Perspective: In Agriculture It Can Be Your Greatest Gift

This week, I’m entering my 30th year writing Under the Agridome.  American Thanksgiving is a nice time of year for me.  Some members of my family are American and since I was young we have celebrated US Thanksgiving.  In southwestern Ontario it is very common for US Thanksgiving to be noticed and appreciated.  There are even churches in southwestern Ontario who put on US Thanksgiving dinners and have many Americans cross the border to take part in the festivities.  Of course it also represents a time when harvest is either almost over or over like this year.   I had a neighbor finishing his corn today and as far as I can see there are no crops left to harvest in this area.

It is also a time when I am forced to look into next year.  I say that because over a period of years seed corn companies have backed up their seed ordering into November, usually before I even thought what I wanted to plant for next year.  Needless to say, this year in Ontario that is an adventure fraught with fraud.  This week on Twitter I posted a picture of a plethora of paperwork that people must go through to order the same seed corn we ordered last year.  The regulations are unworkable, but that doesn’t matter I have to order my seed anyway.  As Prime Minister Trudeau’s would say, it’s 2015.

He is so right and I think I have a little bit of trouble with that.  The neonic regulations are just a very small part of where I find myself in 2015.  I simply refuse to be dishonest about the possible bugs that may or may not be in my field.  I really don’t have a clue and the fact that I have to make things up to make things right just to have seed corn arrive on my farm makes little sense.  I know it’s not about the bees, which makes it worse.  However, when I look in the mirror whose problem is this?  Is this simply just another thing as a farmer I have to deal with?

I tend to think so.  Over a 35-year career farming near Dresden Ontario I have seen a whole bunch of things coming out.  Government regulation is one of those things.  It is a default or a constant in any business environment and when it comes to farming in Ontario we have a long history of that.  It just so happens that in 2015 it seems to be getting more onerous.  That simply means that management has to evolve and change once again.

Needless to say, those 35 years of experience gives me a little bit of perspective.  It also puts me in a place that I have always had a hard time thinking that I would ever reach.  Simply put, I at a point now where there is probably more behind me than ahead.  Agriculture is changing exponentially and it is increasingly difficult for me to keep up.  Lots of it has to do with my age, but it also has much to do with the economics of agriculture and our increased productivity as farmers.

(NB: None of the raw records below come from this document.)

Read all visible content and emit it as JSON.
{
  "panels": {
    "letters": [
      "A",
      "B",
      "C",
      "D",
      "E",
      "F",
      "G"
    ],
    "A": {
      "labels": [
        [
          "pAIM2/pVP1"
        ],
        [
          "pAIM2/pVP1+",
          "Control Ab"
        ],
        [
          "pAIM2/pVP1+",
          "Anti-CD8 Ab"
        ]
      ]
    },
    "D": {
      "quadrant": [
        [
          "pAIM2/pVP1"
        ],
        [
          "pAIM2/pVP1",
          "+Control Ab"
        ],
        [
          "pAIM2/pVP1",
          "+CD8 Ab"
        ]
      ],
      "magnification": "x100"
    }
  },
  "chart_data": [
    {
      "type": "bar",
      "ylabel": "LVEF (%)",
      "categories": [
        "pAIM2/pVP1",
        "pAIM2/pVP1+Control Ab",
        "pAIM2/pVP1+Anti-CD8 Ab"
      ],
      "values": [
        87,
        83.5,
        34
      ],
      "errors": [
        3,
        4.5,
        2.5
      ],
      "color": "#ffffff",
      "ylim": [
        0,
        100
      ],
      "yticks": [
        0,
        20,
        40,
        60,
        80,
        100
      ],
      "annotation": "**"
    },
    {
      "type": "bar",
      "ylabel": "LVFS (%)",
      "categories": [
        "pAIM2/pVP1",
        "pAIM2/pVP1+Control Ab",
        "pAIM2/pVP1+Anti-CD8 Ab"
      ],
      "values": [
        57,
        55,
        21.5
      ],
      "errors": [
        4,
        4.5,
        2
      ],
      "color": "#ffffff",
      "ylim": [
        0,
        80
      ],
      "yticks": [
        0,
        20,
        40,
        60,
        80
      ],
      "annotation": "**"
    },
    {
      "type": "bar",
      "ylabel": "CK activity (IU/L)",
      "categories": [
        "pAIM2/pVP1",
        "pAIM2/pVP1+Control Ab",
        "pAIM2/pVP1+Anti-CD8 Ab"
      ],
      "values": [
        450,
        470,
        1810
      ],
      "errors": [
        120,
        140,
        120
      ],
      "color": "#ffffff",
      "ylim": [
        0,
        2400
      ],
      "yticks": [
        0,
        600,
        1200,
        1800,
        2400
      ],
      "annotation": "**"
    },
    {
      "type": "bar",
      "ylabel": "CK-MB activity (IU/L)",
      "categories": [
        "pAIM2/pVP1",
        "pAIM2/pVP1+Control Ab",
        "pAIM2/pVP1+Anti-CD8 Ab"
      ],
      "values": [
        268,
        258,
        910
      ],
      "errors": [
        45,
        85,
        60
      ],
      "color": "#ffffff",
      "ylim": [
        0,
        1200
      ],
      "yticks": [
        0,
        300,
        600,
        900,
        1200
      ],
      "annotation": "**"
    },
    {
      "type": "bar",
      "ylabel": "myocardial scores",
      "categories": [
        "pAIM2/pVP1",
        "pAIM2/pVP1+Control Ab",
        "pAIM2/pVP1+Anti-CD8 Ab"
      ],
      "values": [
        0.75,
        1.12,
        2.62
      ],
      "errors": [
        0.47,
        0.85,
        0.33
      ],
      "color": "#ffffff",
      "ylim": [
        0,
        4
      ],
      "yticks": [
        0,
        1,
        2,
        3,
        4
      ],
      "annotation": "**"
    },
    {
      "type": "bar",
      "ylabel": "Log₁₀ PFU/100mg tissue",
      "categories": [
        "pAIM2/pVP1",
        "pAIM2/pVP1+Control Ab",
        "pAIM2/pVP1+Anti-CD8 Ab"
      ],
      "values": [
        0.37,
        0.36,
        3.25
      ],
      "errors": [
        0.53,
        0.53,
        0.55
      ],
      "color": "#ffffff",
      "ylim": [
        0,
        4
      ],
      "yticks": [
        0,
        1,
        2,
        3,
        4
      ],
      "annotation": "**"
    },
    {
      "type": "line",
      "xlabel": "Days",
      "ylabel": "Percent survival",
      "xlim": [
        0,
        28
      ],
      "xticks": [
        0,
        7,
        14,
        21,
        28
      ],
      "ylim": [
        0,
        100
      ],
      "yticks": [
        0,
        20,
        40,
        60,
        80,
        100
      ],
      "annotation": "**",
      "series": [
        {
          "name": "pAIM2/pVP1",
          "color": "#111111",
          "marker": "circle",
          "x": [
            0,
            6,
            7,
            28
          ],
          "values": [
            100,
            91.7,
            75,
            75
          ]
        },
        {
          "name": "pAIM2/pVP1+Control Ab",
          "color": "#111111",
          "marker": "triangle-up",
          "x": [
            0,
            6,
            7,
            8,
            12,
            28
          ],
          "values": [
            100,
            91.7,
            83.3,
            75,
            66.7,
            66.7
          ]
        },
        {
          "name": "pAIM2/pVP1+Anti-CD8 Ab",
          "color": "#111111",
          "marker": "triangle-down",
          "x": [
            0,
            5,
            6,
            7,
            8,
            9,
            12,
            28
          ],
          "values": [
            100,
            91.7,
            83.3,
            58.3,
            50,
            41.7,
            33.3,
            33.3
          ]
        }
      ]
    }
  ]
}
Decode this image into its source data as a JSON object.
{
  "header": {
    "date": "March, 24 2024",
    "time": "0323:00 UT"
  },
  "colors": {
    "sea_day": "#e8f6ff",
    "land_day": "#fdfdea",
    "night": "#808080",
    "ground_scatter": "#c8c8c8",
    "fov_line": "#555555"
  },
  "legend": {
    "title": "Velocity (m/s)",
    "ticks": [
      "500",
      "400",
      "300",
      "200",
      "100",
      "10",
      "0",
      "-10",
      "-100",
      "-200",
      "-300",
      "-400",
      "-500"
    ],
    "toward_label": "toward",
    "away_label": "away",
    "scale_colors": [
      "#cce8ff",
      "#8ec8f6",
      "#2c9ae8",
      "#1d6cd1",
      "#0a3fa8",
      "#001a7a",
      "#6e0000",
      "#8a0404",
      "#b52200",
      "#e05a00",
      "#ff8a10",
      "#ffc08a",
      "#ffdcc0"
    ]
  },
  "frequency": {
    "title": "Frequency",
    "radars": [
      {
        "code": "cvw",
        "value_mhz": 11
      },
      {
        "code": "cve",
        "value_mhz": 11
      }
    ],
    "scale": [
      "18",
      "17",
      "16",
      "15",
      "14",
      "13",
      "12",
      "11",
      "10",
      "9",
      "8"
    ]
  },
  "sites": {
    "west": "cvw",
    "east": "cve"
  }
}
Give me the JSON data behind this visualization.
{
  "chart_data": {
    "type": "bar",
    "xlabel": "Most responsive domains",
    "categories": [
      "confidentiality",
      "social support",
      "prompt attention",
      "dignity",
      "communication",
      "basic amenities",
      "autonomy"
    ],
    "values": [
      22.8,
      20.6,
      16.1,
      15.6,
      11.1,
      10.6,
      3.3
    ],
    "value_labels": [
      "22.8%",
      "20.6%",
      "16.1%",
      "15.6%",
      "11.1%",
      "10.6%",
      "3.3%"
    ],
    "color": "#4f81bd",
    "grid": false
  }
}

Don’t get me wrong; I’m not going away.  In fact, I would argue I’m at the top of my game.  However, I’m 56 years old now and for whatever reason when you reach those heights the landscape not only looks different from my perspective but also looks different from others who look at me.  This was very evident to me a couple years ago when I was greeted by another speaker at a conference I was at with him asking me if it was true I had sold all my farmland.  It doesn’t stop there.  I’m increasingly asked if I would like to rent some of my land.  I walked away from both those moments thinking what the heck was that.  However, it’s simply the world changing around me and people making simple assumptions based on where that old man seems to be.

It is interesting to contemplate.  For instance, some trends in agriculture in 2015 to me are so retro.  For instance, strip tillage seems to be a growing trend in Ontario.  However, in the 1980s, I remember the same thing minus the guidance systems.  I can also remember a time when governments paid us to keep residue on our fields overwinter.  That ballooned into the widespread acceptance of no till production, but now in Ontario tillage is making a big comeback.  I also hear the debate about row widths on soybeans and corn.  However, over my 35 years I’ve tried every row width imaginable and where I am now with row widths is where I want to be.  So when I see people debate this, it rings so hollow.

It is almost like the circle of life.  I’ve been around so long now that I have seen so many things come and go including seeds, biotechnology, pesticides, and government regulations and everything in between.  My great assumption is that everybody knows this but of course this is a fallacy.  When I look around everybody is mostly younger than me even in the agriculture arena and they don’t know this.  It’s something that really can’t be taught, you need to put some years behind you and if you come out on the other side you have perspective you could have never imagined before.

Of course the key as a farmer is to remain successful and relevant and do it in a safe way.  Key also is to have a management plan ahead for your farm and your life space.  The road ahead will not necessarily get easier, but likely more complicated.  For those of you behind me planning is key to getting here.  Just make sure you keep an open mind along the way.  When you get here, you’ll have perspective.  On the farm, that can be the greatest gift you can imagine.